Travel photographer Gavin Gough considers himself a traveler first, and a photographer second. He lives to travel and experience new things, capturing the personality and charm of each new location as only someone who truly appreciates it can. He views photography as a method of communication, a way to share and celebrate the understanding and love he has developed for the cities, people, and cultures he encounters in his travels. His photos have appeared in National Geographic, Geo, Vanity Fair, and The New York Times, among many other publications, and he has been commissioned by several tourism boards, NGOs, humanitarian and charitable institutions.
Gavin runs his business from his PhotoShelter-WordPress blog integration. He uses Widescreen, one of the nine Graph Paper Press WordPress blog themes supported by PhotoShelter, which allows him to easily integrate the gallery, search, and e-commerce portions of his PhotoShelter site into his blog seamlessly — all without any manual coding work on his part. His branding is maintained as clients switch between blog posts and the galleries where they may search his archive, license images, and purchase prints.

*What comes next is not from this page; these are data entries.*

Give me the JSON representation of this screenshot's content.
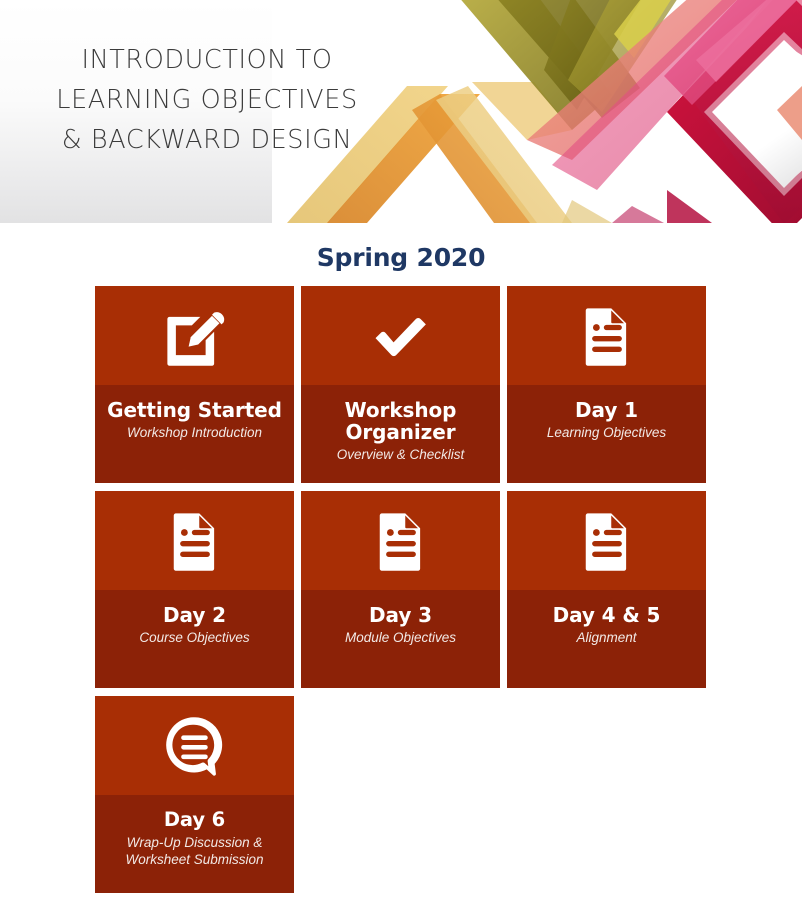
{
  "banner": {
    "title": "INTRODUCTION TO\nLEARNING OBJECTIVES\n& BACKWARD DESIGN",
    "art_name": "abstract-chevron-diamond-graphic",
    "colors": {
      "olive": "#6b6416",
      "gold": "#efc25c",
      "orange": "#e8922f",
      "crimson": "#c3103c",
      "pink": "#e0507c",
      "salmon": "#e87f79",
      "background_top": "#ffffff",
      "background_bottom": "#e2e2e3"
    }
  },
  "main": {
    "term_heading": "Spring 2020",
    "accent_color": "#1f3864",
    "card_icon_color": "#a82e05",
    "card_label_color": "#8c2207",
    "cards": [
      {
        "title": "Getting Started",
        "subtitle": "Workshop Introduction",
        "icon": "edit-square-icon"
      },
      {
        "title": "Workshop\nOrganizer",
        "subtitle": "Overview & Checklist",
        "icon": "checkmark-icon"
      },
      {
        "title": "Day 1",
        "subtitle": "Learning Objectives",
        "icon": "document-icon"
      },
      {
        "title": "Day 2",
        "subtitle": "Course Objectives",
        "icon": "document-icon"
      },
      {
        "title": "Day 3",
        "subtitle": "Module Objectives",
        "icon": "document-icon"
      },
      {
        "title": "Day 4 & 5",
        "subtitle": "Alignment",
        "icon": "document-icon"
      },
      {
        "title": "Day 6",
        "subtitle": "Wrap-Up Discussion &\nWorksheet Submission",
        "icon": "discussion-bubble-icon"
      }
    ]
  }
}
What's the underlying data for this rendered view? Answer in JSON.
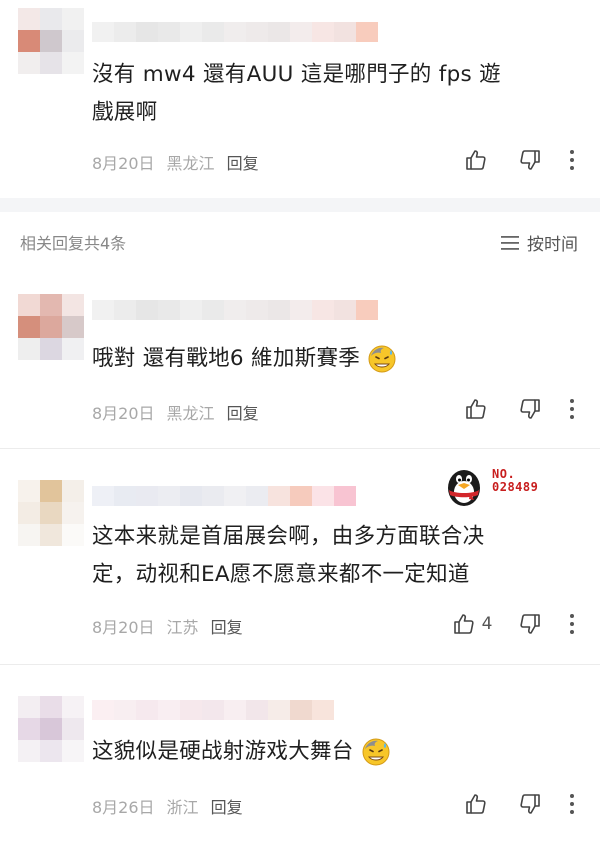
{
  "comments": [
    {
      "text": "沒有 mw4 還有AUU 這是哪門子的 fps 遊戲展啊",
      "date": "8月20日",
      "location": "黑龙江",
      "reply": "回复",
      "likes": "",
      "avatar_colors": [
        "#f3e8e7",
        "#e9e9ec",
        "#f1f1f1",
        "#d88a77",
        "#cfc8cd",
        "#ebebed",
        "#f1eeee",
        "#e6e3e8",
        "#f3f3f3"
      ],
      "name_colors": [
        "#f1f1f1",
        "#ececec",
        "#e6e6e6",
        "#e9e9e9",
        "#efefef",
        "#eaeaea",
        "#f0eded",
        "#eeeaea",
        "#ebe7e7",
        "#f3ecec",
        "#f7e6e4",
        "#f2e2e0",
        "#f8ccbd"
      ]
    },
    {
      "text": "哦對 還有戰地6 維加斯賽季",
      "has_emoji": true,
      "date": "8月20日",
      "location": "黑龙江",
      "reply": "回复",
      "likes": "",
      "avatar_colors": [
        "#f1d9d4",
        "#e3b8b0",
        "#f3e5e3",
        "#d58f7c",
        "#dca89d",
        "#d7c9c9",
        "#eeeeee",
        "#dcd7e1",
        "#f0f0f2"
      ],
      "name_colors": [
        "#f1f1f1",
        "#ececec",
        "#e6e6e6",
        "#e9e9e9",
        "#efefef",
        "#eaeaea",
        "#f0eded",
        "#eeeaea",
        "#ebe7e7",
        "#f3ecec",
        "#f7e6e4",
        "#f2e2e0",
        "#f8ccbd"
      ]
    },
    {
      "text": "这本来就是首届展会啊，由多方面联合决定，动视和EA愿不愿意来都不一定知道",
      "date": "8月20日",
      "location": "江苏",
      "reply": "回复",
      "likes": "4",
      "avatar_colors": [
        "#f7f2ec",
        "#e1c49b",
        "#f4efe9",
        "#f3ece4",
        "#e9d8c1",
        "#f6f2ee",
        "#f7f5f2",
        "#f0e7dc",
        "#fbfaf8"
      ],
      "name_colors": [
        "#eef0f6",
        "#e8ebf2",
        "#e9eaf1",
        "#ecedf2",
        "#e6e8ef",
        "#eaebf0",
        "#f0f0f3",
        "#ebecf1",
        "#f7e3de",
        "#f6cbbd",
        "#fbe3e7",
        "#f8c4d2"
      ]
    },
    {
      "text": "这貌似是硬战射游戏大舞台",
      "has_emoji": true,
      "date": "8月26日",
      "location": "浙江",
      "reply": "回复",
      "likes": "",
      "avatar_colors": [
        "#f3eef2",
        "#e9dde8",
        "#f6f2f5",
        "#e6d8e6",
        "#d8c7d9",
        "#eee8ee",
        "#f4f1f4",
        "#ece6ee",
        "#f7f5f7"
      ],
      "name_colors": [
        "#fbeff2",
        "#f8eef1",
        "#f6e9ee",
        "#f9eef2",
        "#f6e8ec",
        "#f3e7ec",
        "#f8eef1",
        "#f2e6ea",
        "#f6ece8",
        "#f0d9cf",
        "#f8e4dc"
      ]
    }
  ],
  "related_header": "相关回复共4条",
  "sort_label": "按时间",
  "badge_text_line1": "NO.",
  "badge_text_line2": "028489",
  "colors": {
    "accent": "#c81e1e",
    "meta": "#a8a8a8",
    "divider": "#f4f5f7"
  },
  "icons": [
    "thumbs-up-icon",
    "thumbs-down-icon",
    "more-vertical-icon",
    "sort-list-icon",
    "grin-sweat-emoji",
    "qq-penguin-badge"
  ]
}
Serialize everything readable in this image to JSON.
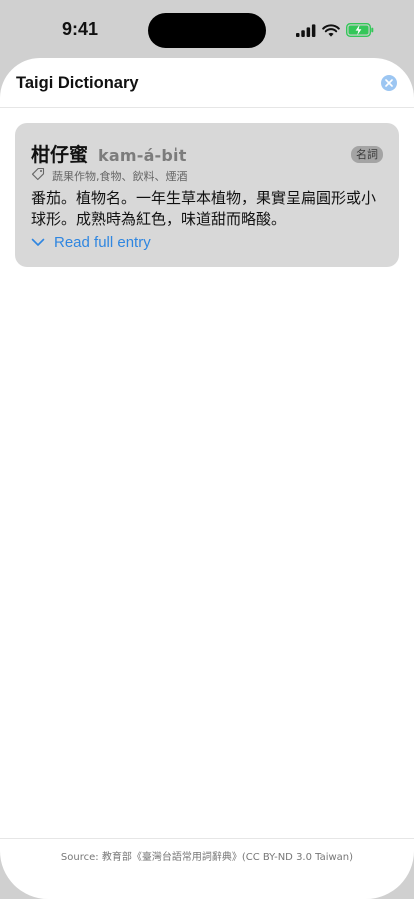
{
  "status_bar": {
    "time": "9:41",
    "icons": [
      "signal-icon",
      "wifi-icon",
      "battery-charging-icon"
    ]
  },
  "sheet": {
    "title": "Taigi Dictionary",
    "close_icon": "close-icon"
  },
  "entry": {
    "word": "柑仔蜜",
    "romanization": "kam-á-bi̍t",
    "part_of_speech": "名詞",
    "tags": "蔬果作物,食物、飲料、煙酒",
    "definition": "番茄。植物名。一年生草本植物，果實呈扁圓形或小球形。成熟時為紅色，味道甜而略酸。",
    "read_more_label": "Read full entry"
  },
  "footer": {
    "source": "Source: 教育部《臺灣台語常用詞辭典》(CC BY-ND 3.0 Taiwan)"
  },
  "colors": {
    "accent": "#2f86e0",
    "card_bg": "#d8d8d8",
    "badge_bg": "#a4a4a4",
    "close_bg": "#9cc6f2",
    "battery_green": "#34c759"
  }
}
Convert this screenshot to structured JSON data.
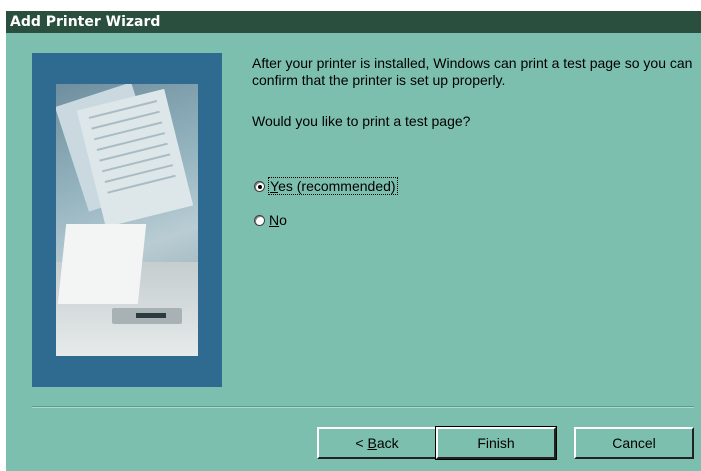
{
  "window": {
    "title": "Add Printer Wizard"
  },
  "content": {
    "intro": "After your printer is installed, Windows can print a test page so you can confirm that the printer is set up properly.",
    "question": "Would you like to print a test page?",
    "options": [
      {
        "label_mnemonic": "Y",
        "label_rest": "es (recommended)",
        "selected": true
      },
      {
        "label_mnemonic": "N",
        "label_rest": "o",
        "selected": false
      }
    ]
  },
  "buttons": {
    "back_prefix": "< ",
    "back_mnemonic": "B",
    "back_rest": "ack",
    "finish": "Finish",
    "cancel": "Cancel"
  },
  "colors": {
    "dialog_bg": "#7dbfae",
    "titlebar_bg": "#2a4f3e",
    "illustration_frame": "#2f6a91"
  },
  "illustration": "printer-with-pages-image"
}
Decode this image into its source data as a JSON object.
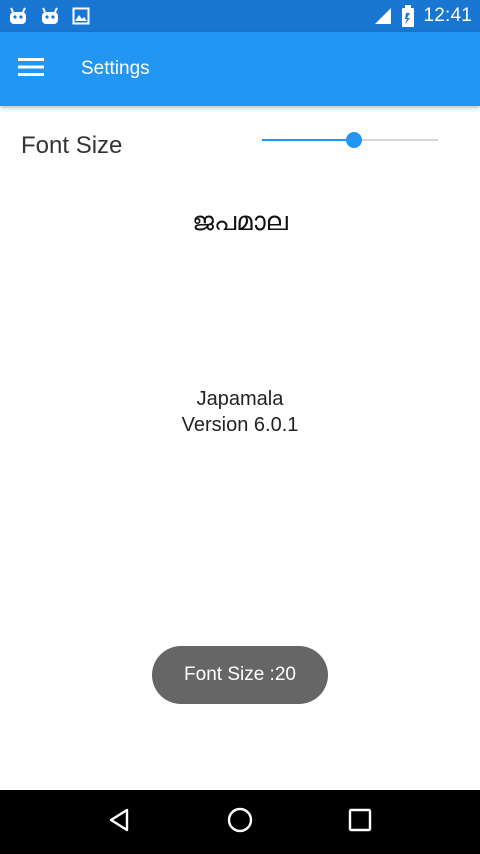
{
  "status_bar": {
    "time": "12:41",
    "icons": [
      "android-icon",
      "android-icon",
      "image-icon",
      "signal-icon",
      "battery-icon"
    ]
  },
  "app_bar": {
    "title": "Settings",
    "color": "#2196f3"
  },
  "settings": {
    "font_size_label": "Font Size",
    "slider_level": 0.52
  },
  "content": {
    "malayalam_title": "ജപമാല",
    "app_name": "Japamala",
    "version": "Version 6.0.1"
  },
  "toast": {
    "text": "Font Size :20"
  },
  "nav_bar": {
    "buttons": [
      "back-icon",
      "home-icon",
      "recents-icon"
    ]
  }
}
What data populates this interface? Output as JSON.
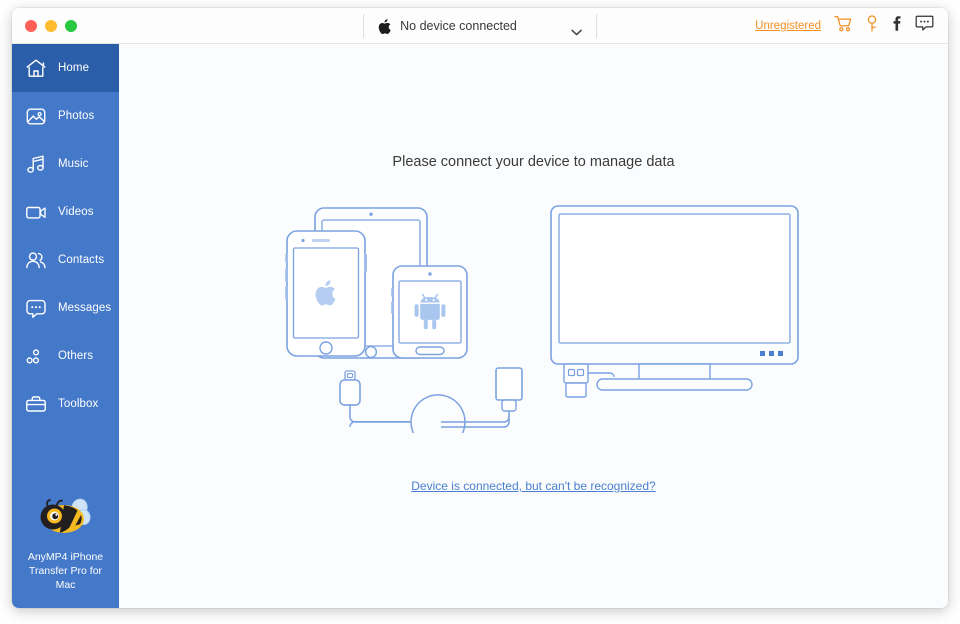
{
  "window": {
    "traffic_lights": [
      {
        "name": "close",
        "color": "#ff5f57"
      },
      {
        "name": "minimize",
        "color": "#febc2e"
      },
      {
        "name": "maximize",
        "color": "#28c840"
      }
    ]
  },
  "titlebar": {
    "device_selector": {
      "icon": "apple-logo-icon",
      "status_text": "No device connected",
      "chevron": "chevron-down-icon"
    },
    "right_actions": {
      "unregistered_label": "Unregistered",
      "icons": [
        {
          "name": "cart-icon",
          "title": "Buy"
        },
        {
          "name": "key-icon",
          "title": "Register"
        },
        {
          "name": "facebook-icon",
          "title": "Facebook"
        },
        {
          "name": "feedback-icon",
          "title": "Feedback"
        }
      ]
    }
  },
  "sidebar": {
    "accent_color": "#4478c8",
    "active_color": "#2a5ea8",
    "items": [
      {
        "label": "Home",
        "icon": "home-icon",
        "active": true
      },
      {
        "label": "Photos",
        "icon": "photos-icon",
        "active": false
      },
      {
        "label": "Music",
        "icon": "music-icon",
        "active": false
      },
      {
        "label": "Videos",
        "icon": "videos-icon",
        "active": false
      },
      {
        "label": "Contacts",
        "icon": "contacts-icon",
        "active": false
      },
      {
        "label": "Messages",
        "icon": "messages-icon",
        "active": false
      },
      {
        "label": "Others",
        "icon": "others-icon",
        "active": false
      },
      {
        "label": "Toolbox",
        "icon": "toolbox-icon",
        "active": false
      }
    ],
    "brand": {
      "logo": "bee-logo-icon",
      "name": "AnyMP4 iPhone Transfer Pro for Mac"
    }
  },
  "main": {
    "heading": "Please connect your device to manage data",
    "illustration": {
      "name": "devices-connect-illustration",
      "line_color": "#7ba2e0",
      "parts": [
        "tablet",
        "iphone",
        "android-phone",
        "monitor",
        "usb-cable",
        "lightning-connector",
        "usb-connector"
      ]
    },
    "help_link": "Device is connected, but can't be recognized?"
  }
}
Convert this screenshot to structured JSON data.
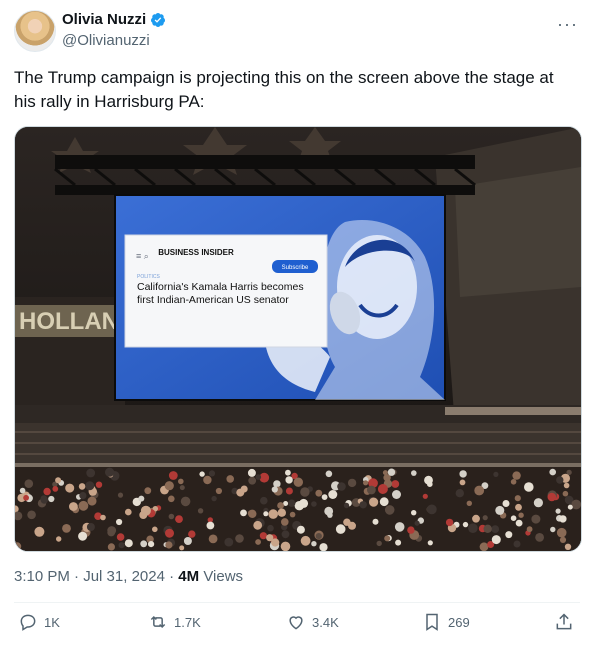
{
  "author": {
    "display_name": "Olivia Nuzzi",
    "handle": "@Olivianuzzi",
    "verified": true
  },
  "tweet": {
    "text": "The Trump campaign is projecting this on the screen above the stage at his rally in Harrisburg PA:"
  },
  "media": {
    "arena_sign": "HOLLAN",
    "screen": {
      "publication": "BUSINESS INSIDER",
      "section": "POLITICS",
      "subscribe": "Subscribe",
      "headline": "California's Kamala Harris becomes first Indian-American US senator"
    }
  },
  "meta": {
    "time": "3:10 PM",
    "date": "Jul 31, 2024",
    "views_count": "4M",
    "views_label": "Views"
  },
  "actions": {
    "replies": "1K",
    "reposts": "1.7K",
    "likes": "3.4K",
    "bookmarks": "269"
  },
  "colors": {
    "accent": "#1d9bf0",
    "screen_blue": "#2f62c9"
  }
}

Gavin's workflow is very reliant on Adobe Lightroom- he uses the application to import, catalogue, and keyword his photos. Once his images are ready, he exports them to his PhotoShelter archive using the Lightroom plugin by PACT Software, which is available to all PhotoShelter members. He has organized his image galleries into several collections- Documentary, Europe, Indian Sub-continent, and Southeast Asia- for easy navigation. Gavin is also very thorough when keywording and captioning his images, so interested buyers can search his entire collection anytime.
About 70% of his business revenue is generated from either assignment work or stock, so it is PhotoShelter's image delivery tools that Gavin relies on the most. With over a half dozen delivery methods to choose from, he prefers to grant download permission to his clients on a per-gallery basis by sending them an invitation to their particular gallery. Within the invitation he can limit the size of the images, set an expiration date, and limit the maximum number of downloads. His invite-only galleries are only visible to the people that have been invited — they remain invisible on the public site. Clients need only open their invitation and log into a free account in order to view their gallery and download images individually or in batch. Gavin can monitor what they're downloading in his account statistics and invoice them later. Both he and his clients are able to avoid wasting time going back and forth, which they both appreciate.
That kind of access has allowed me to make sales from far-flung locations and when clients have plenty of other photographers' work to choose from, that's a crucial advantage. Clients love the ability to download comps and to create lightboxes and PhotoShelter now provides all the tools that I need at the business end of my workflow.
In addition to his assignment and editorial work, Gavin teaches at the Bangkok Photography School, which he founded. He estimates about 30% of his revenue is generated from the school and private workshops and tours. "It's nice to have the variety and I'm reassured that my eggs are not all in one basket," Gavin says. If he wants to spend more time teaching, for example, he shifts the focus of his marketing efforts. He's comfortable doing so because he knows his search engine optimized web presence alone will generate a certain level of stock inquiries. Gavin appears on the first page of Google search results for terms like "freelance travel photographer." "That's another benefit of PhotoShelter," Gavin points out. "I can be selling stock online even when I'm teaching or working on assignment — it's like having a virtual 24-hour marketing assistant."
"I'm conscious of making sure that I've given my clients access to all the potential work that I can do, and conversations often revolve around what else I can provide once the initial assignment has been completed."
Gavin has found that Word of Mouth consistently opens new doors and draws in new clients. A happy client is his best marketing tool. "I try to deliver on deadline, don't offer excuses and always aim to provide a little more than was requested. It's the small things and attention to detail that can tip the scales in your favor," Gavin shares. He is sure to establish the groundwork for a longterm working relationship whenever possible. "I'm conscious of making sure that I've given my clients access to all the potential work that I can do, and conversations often revolve around what else I can provide once the initial assignment has been completed."
The successful photography business Gavin has built allows him to to continue to share his life's passion with others. He never loses sight of that ultimate purpose. "Photography is a means to an end" he admits. "If I couldn't photograph then I'd learn to become a better writer or a more talented sketch artist in order to capture and communicate the experiences that travel brings."